Google has repeatedly reported on its efforts over the previous ten years to remove links to content it deems to be pirated from its search results; most recently, the total number of takedowns Google has reported on has surpassed 6 billion.
It’s a significant achievement that, according to Torrent Freak, demonstrates how Google “is slowly but surely portraying itself as a willing participant in the anti-piracy fight,” even though copyright infringement cannot be completely eliminated.
In 1998, Google’s gradual transformation into a leader in the fight against piracy accelerated. At that time, the Federal Communications Commission granted online service providers like Google safe harbour, shielding them from claims of copyright infringement involving content from third parties, with the requirement that the providers disclose information on any users who may have violated any laws.
However, it appeared that Google wasn’t going far enough a decade later in 2009, and the FCC once more stepped in as a result of news publishers criticising Google and others.
Publishers at the time claimed that service providers were making money off of ads placed next to links from aggregators and scrapers, who were charged with stealing and republishing news information without authorization.
When the problem first emerged, Google vowed to fix it by making it simpler for copyright holders to flag unlawful content in search results.
In 2010, it then released its first transparency report, but that document only contained data on government takedown requests. Two years later, Google updated its report, “offering information on who sends us copyright removal letters, how often, on behalf of which copyright owners and for which websites,” and “counting every takedown notice that we received.”
In 2018, Google made the decision to take things a step further by developing a preemptive blocklist. A total of 6 billion URLs were delisted as a result of that action, which prevented copyright-infringing URLs from ever being indexed in search results.
4 041,845 distinct domain names were detected by 326,575 copyright holders, according to Torrent Freak, totaling 6 billion takedowns since 2012. But not every report was reliable. A list of “false positive” reported domains included Torrent Freak as well as “websites of the White House, the FBI, Disney, Netflix, and the New York Times.”
The goal of Google’s efforts to be more open about takedowns over the past ten years, according to senior copyright counsel Fred von Lohmann, was to assist guide policy decisions as the Internet developed, he said in a blog post in 2012.
We hope that these data will add to the conversation as politicians and Internet users throughout the world weigh the benefits and drawbacks of various solutions to the issue of online copyright infringement, stated Lohmann.
When Ars asked Google to comment on the political implications of its transparency reports, they did not react right away.
In order to increase transparency, Google works with Lumen to track all of its takedown notifications. According to Adam Holland, project manager at Lumen, Google submits more data than any of its other partners, including Twitter, Wikipedia, and Reddit.
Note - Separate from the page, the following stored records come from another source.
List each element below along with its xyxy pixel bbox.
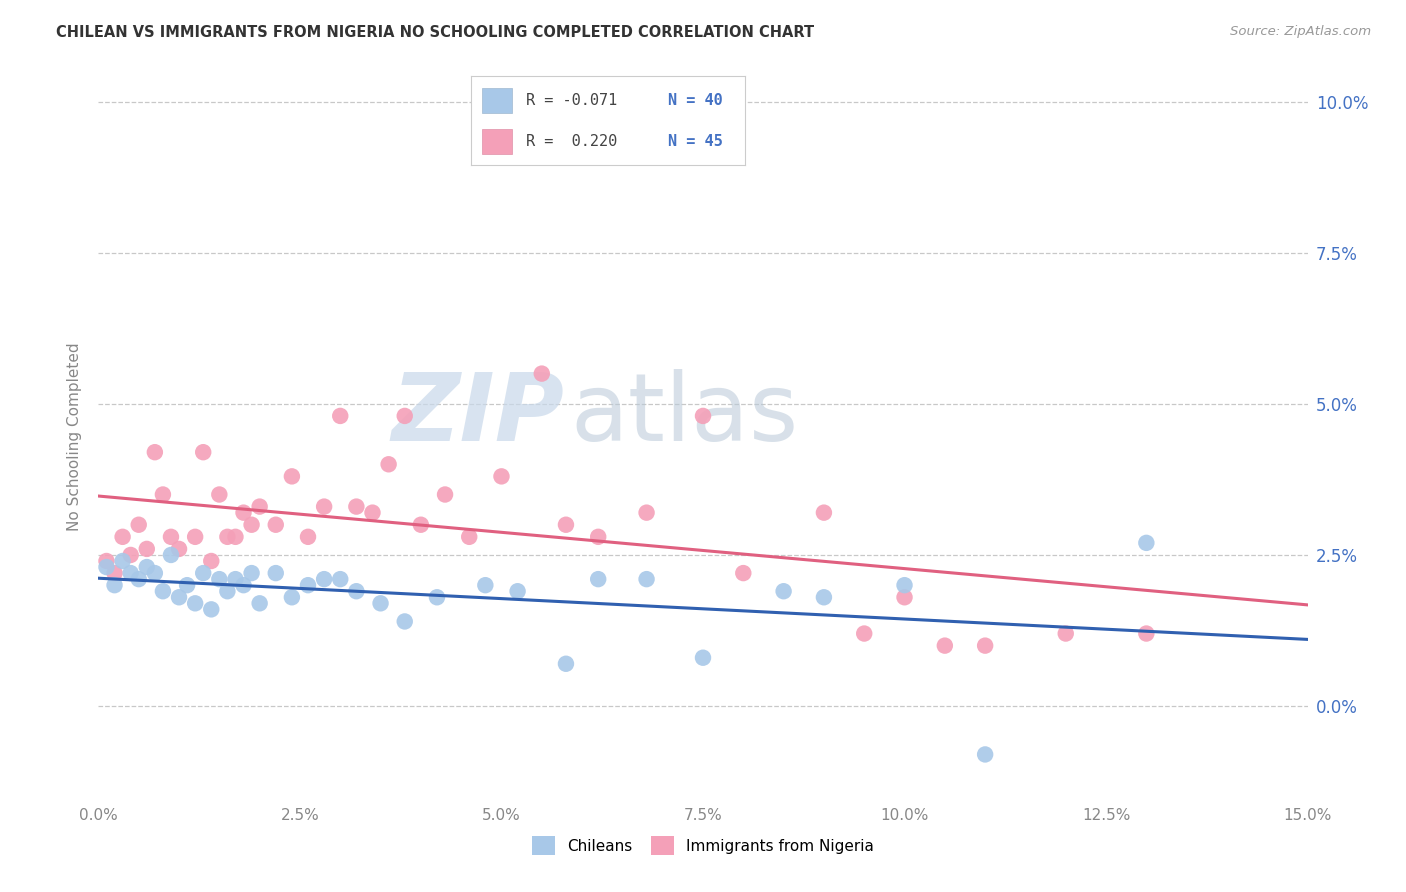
Point [264,566,287,580]
Point [974,639,997,653]
Point [361,506,384,520]
Point [200,602,222,616]
Point [394,409,416,423]
Legend: Chileans, Immigrants from Nigeria: Chileans, Immigrants from Nigeria [526,830,880,861]
Point [281,591,304,605]
Point [208,487,231,501]
Text: ZIP: ZIP [391,369,564,461]
Point [103,578,125,592]
Point [636,506,658,520]
Point [458,530,481,544]
Point [103,566,125,580]
Point [377,457,399,471]
Point [128,517,150,532]
Point [111,554,134,568]
Point [152,487,174,501]
Point [217,530,239,544]
Point [193,445,215,459]
Point [249,596,271,610]
Point [813,506,835,520]
Point [249,500,271,514]
Point [586,530,609,544]
Point [370,596,392,610]
Text: R = -0.071: R = -0.071 [526,94,617,108]
Point [193,566,215,580]
Point [111,530,134,544]
Point [586,572,609,586]
Point [96,554,118,568]
Point [264,517,287,532]
Text: N = 45: N = 45 [668,135,723,149]
Point [506,584,529,599]
Point [135,560,157,574]
Point [314,500,336,514]
Point [217,584,239,599]
Point [1135,626,1157,640]
Point [240,517,263,532]
Point [232,506,254,520]
Point [281,469,304,483]
Point [474,578,496,592]
Point [232,578,254,592]
Point [96,560,118,574]
Point [152,584,174,599]
Point [329,572,352,586]
Point [434,487,457,501]
Bar [482,129,512,154]
Point [167,591,190,605]
Point [314,572,336,586]
Point [491,469,513,483]
Point [813,591,835,605]
Point [426,591,449,605]
Point [636,572,658,586]
Text: atlas: atlas [569,369,799,461]
Point [240,566,263,580]
Point [974,747,997,762]
Point [143,445,166,459]
Point [224,530,246,544]
Point [200,554,222,568]
Point [344,500,367,514]
Point [733,566,755,580]
Point [853,626,876,640]
Point [1054,626,1077,640]
Point [160,530,183,544]
Bar [482,88,512,113]
Text: N = 40: N = 40 [668,94,723,108]
Point [128,572,150,586]
Point [224,572,246,586]
Point [135,541,157,556]
Point [120,548,142,562]
Point [394,615,416,629]
Point [184,596,207,610]
Point [555,657,578,671]
Point [692,650,714,665]
Y-axis label: No Schooling Completed: No Schooling Completed [67,343,83,532]
Point [120,566,142,580]
Text: R =  0.220: R = 0.220 [526,135,617,149]
Point [160,548,183,562]
Point [344,584,367,599]
Point [934,639,956,653]
Point [893,578,915,592]
Point [184,530,207,544]
Point [530,367,553,381]
Point [297,530,319,544]
Text: Source: ZipAtlas.com: Source: ZipAtlas.com [1230,25,1371,38]
Point [409,517,432,532]
Point [297,578,319,592]
Point [772,584,794,599]
Point [329,409,352,423]
Point [176,578,198,592]
Point [167,541,190,556]
Point [893,591,915,605]
Point [555,517,578,532]
Point [1135,536,1157,550]
Text: CHILEAN VS IMMIGRANTS FROM NIGERIA NO SCHOOLING COMPLETED CORRELATION CHART: CHILEAN VS IMMIGRANTS FROM NIGERIA NO SC… [56,25,814,40]
Point [208,572,231,586]
Point [692,409,714,423]
Point [143,566,166,580]
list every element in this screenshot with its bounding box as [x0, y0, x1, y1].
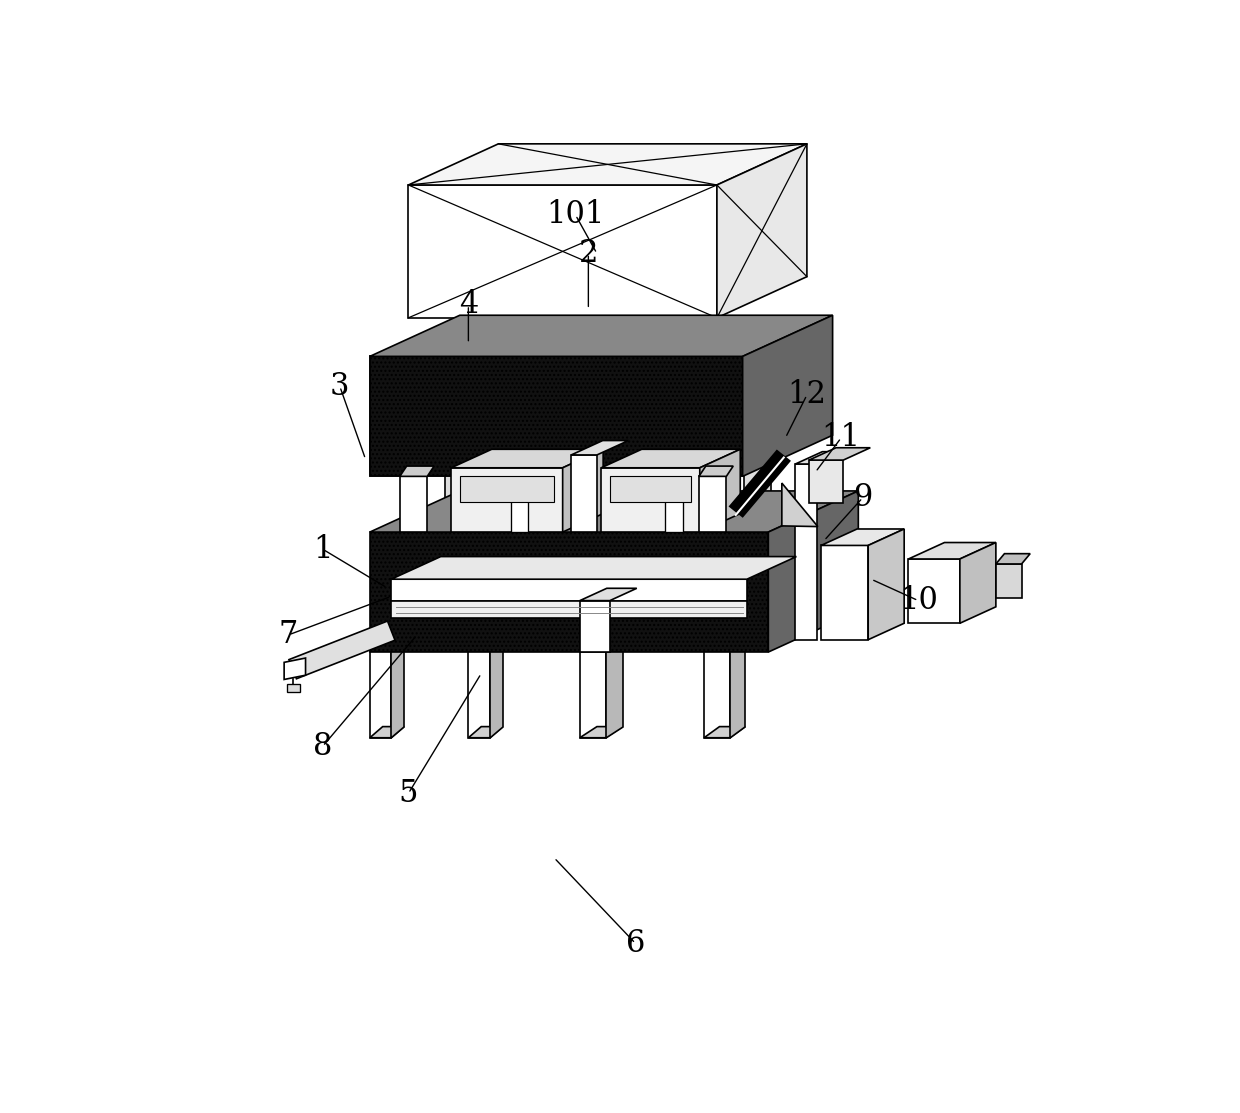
Polygon shape — [909, 559, 960, 623]
Polygon shape — [469, 727, 502, 738]
Polygon shape — [808, 447, 870, 460]
Text: 4: 4 — [459, 289, 477, 321]
Text: 1: 1 — [312, 534, 332, 564]
Polygon shape — [580, 727, 622, 738]
Polygon shape — [370, 532, 769, 652]
Polygon shape — [399, 466, 434, 476]
Polygon shape — [580, 652, 605, 738]
Polygon shape — [563, 450, 603, 532]
Text: 6: 6 — [626, 928, 645, 959]
Polygon shape — [580, 589, 637, 601]
Polygon shape — [370, 491, 858, 532]
Polygon shape — [490, 652, 502, 738]
Polygon shape — [699, 450, 740, 532]
Polygon shape — [744, 456, 771, 512]
Polygon shape — [769, 491, 858, 652]
Polygon shape — [730, 652, 745, 738]
Polygon shape — [284, 658, 305, 679]
Polygon shape — [399, 476, 428, 532]
Polygon shape — [370, 727, 404, 738]
Polygon shape — [408, 185, 717, 318]
Polygon shape — [909, 542, 996, 559]
Polygon shape — [610, 476, 691, 502]
Polygon shape — [605, 652, 622, 738]
Polygon shape — [469, 652, 490, 738]
Text: 5: 5 — [398, 778, 418, 809]
Polygon shape — [699, 476, 727, 532]
Polygon shape — [821, 529, 904, 545]
Polygon shape — [286, 683, 300, 692]
Polygon shape — [730, 451, 790, 516]
Polygon shape — [370, 652, 392, 738]
Text: 10: 10 — [899, 585, 937, 617]
Polygon shape — [960, 542, 996, 623]
Text: 7: 7 — [279, 620, 298, 650]
Polygon shape — [782, 483, 818, 526]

The majority of requests for Google data, according to Holland, come from academics looking to analyse long-term trends, as well as media outlets and non-governmental organisations, though rarely policymakers.
Holland told Ars, “We don’t actually get a lot of attention directly from lawmakers. “That disappoints me personally, but that’s the truth,” Holland recently revealed, however, that Lumen has started assisting European Union regulators as they strive to put new transparency rules for online service providers included in its recently passed Digital Services Act into effect.
Lumen’s main objective, as an impartial data source, is not to affect policy, though. According to Holland, Lumen only has one position on the subject: opposing web service providers’ invisible takedowns.
This is because “[o]ur unofficial motto is good policy demands good data,” Holland told Ars. And due to its extensive global presence, Google continues to be the main source of Lumen data.
The main advantage of Google’s research, according to Harvard Law School copyright expert Rebecca Tushnet, is that it would demonstrate to lawmakers how challenging it is for service providers to categorise information.
Tushnet warned lawmakers when advising the US Senate Committee on the Judiciary Subcommittee on Intellectual Property in 2020, and he most recently told Ars that reports like Google’s demonstrate how scammers will find inventive ways to take advantage of any avenues created for reporting infringing content by “doing their very best to mimic people who have valid claims.”
Unfortunately, Tushnet told Ars, “I’m not sure [Google’s transparency reporting] has changed policy.” The best use of transparency reports, in my opinion, is to demonstrate how challenging this is and how, even if you remove infringing content 99.9% of the time, you’re still going to be wrong a lot.